# Brittany Gentle Giants



## uatusk (Nov 23, 2014)

I currently have two of Brittany Madison ' s gentle giants. They are beautiful animals... They are fierce protectors of me and my family but they are true gentle giants. I am heartbroken to learn about what happened but Brittany is a wonderful Person. I would love to adopt any of her dogs. I understand It might be to late but if anyone can help me I would greatly appreciate your assistance. My name is JD WASHINGTON and my telephone number is phone number removed, pls PM JD, thanks, Jean-admin. Thank You


----------



## MaggieRoseLee (Aug 17, 2001)

uatusk, do you have current info that she is breeding? I couldn't find anything more current than 2010 and most of those posts weren't very complimentary. What About Brittany's Gentle Giants? - Doberman Forum : Doberman Breed Dog Forums

If you want a 'gentle giant' then best to go for dogs that ARE giant like mastiff's and St Bernards and Great Danes...


----------



## Guy9999 (Aug 25, 2014)

' I am heartbroken to learn about what happened but Brittany is a wonderful Person.'
What happened?
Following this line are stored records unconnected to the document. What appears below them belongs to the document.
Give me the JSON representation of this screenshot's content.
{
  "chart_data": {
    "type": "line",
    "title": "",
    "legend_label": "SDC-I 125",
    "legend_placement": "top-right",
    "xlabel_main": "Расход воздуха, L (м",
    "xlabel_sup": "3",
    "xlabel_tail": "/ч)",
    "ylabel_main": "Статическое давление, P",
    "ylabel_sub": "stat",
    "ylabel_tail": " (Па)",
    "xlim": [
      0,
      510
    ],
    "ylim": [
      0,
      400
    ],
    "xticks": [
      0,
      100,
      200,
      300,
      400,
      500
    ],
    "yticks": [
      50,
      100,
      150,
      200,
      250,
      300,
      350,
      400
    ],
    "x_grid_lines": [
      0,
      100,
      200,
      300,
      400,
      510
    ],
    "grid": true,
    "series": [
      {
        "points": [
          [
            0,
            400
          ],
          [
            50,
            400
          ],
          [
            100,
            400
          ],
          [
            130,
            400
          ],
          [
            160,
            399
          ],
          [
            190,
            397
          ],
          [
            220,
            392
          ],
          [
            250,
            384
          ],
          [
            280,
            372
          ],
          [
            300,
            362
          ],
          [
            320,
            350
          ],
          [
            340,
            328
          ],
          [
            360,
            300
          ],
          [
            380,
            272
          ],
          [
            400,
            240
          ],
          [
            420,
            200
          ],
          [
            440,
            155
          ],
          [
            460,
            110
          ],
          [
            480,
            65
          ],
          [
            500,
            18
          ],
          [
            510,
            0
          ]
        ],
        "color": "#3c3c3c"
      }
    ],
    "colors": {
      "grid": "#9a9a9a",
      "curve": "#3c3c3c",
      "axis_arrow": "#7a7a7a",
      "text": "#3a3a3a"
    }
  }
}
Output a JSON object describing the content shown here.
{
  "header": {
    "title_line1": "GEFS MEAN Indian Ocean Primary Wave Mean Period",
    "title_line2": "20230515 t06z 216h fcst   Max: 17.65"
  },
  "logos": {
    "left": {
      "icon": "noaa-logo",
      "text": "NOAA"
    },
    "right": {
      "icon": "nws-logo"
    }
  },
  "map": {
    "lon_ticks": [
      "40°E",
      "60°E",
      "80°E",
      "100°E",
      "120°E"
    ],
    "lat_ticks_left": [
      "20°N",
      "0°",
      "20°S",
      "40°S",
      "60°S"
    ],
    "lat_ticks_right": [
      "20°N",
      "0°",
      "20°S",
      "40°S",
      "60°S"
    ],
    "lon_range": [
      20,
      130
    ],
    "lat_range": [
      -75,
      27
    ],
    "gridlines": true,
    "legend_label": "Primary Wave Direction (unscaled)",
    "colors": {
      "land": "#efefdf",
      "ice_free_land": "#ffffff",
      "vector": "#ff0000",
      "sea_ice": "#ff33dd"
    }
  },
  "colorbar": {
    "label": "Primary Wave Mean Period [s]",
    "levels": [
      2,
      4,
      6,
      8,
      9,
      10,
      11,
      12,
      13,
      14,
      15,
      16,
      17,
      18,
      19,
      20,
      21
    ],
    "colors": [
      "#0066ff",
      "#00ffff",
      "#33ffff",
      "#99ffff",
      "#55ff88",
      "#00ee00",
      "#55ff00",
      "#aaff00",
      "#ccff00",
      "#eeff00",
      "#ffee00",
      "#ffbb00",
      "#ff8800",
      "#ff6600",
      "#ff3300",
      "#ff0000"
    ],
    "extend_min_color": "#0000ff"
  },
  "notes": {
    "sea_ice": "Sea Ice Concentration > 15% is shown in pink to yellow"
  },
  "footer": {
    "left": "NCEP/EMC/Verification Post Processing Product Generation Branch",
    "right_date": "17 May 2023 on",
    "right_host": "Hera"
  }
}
What am I missing here????


----------



## RunShepherdRun (Oct 5, 2009)

Her dogs were seized in July 2010, severe neglect:

48 dogs rescued near Goldendale, Wash.

http://www.germanshepherds.com/foru...-brittanys-gentle-giants-goldendale-wa-3.html


----------



## Lilie (Feb 3, 2010)

RunShepherdRun said:


> Her dogs were seized in July 2010, severe neglect:
> 
> 48 dogs rescued near Goldendale, Wash.
> 
> http://www.germanshepherds.com/foru...-brittanys-gentle-giants-goldendale-wa-3.html


 
Seized over four years ago. I suspect it's a bit too late to try to jump in and help at this point.


----------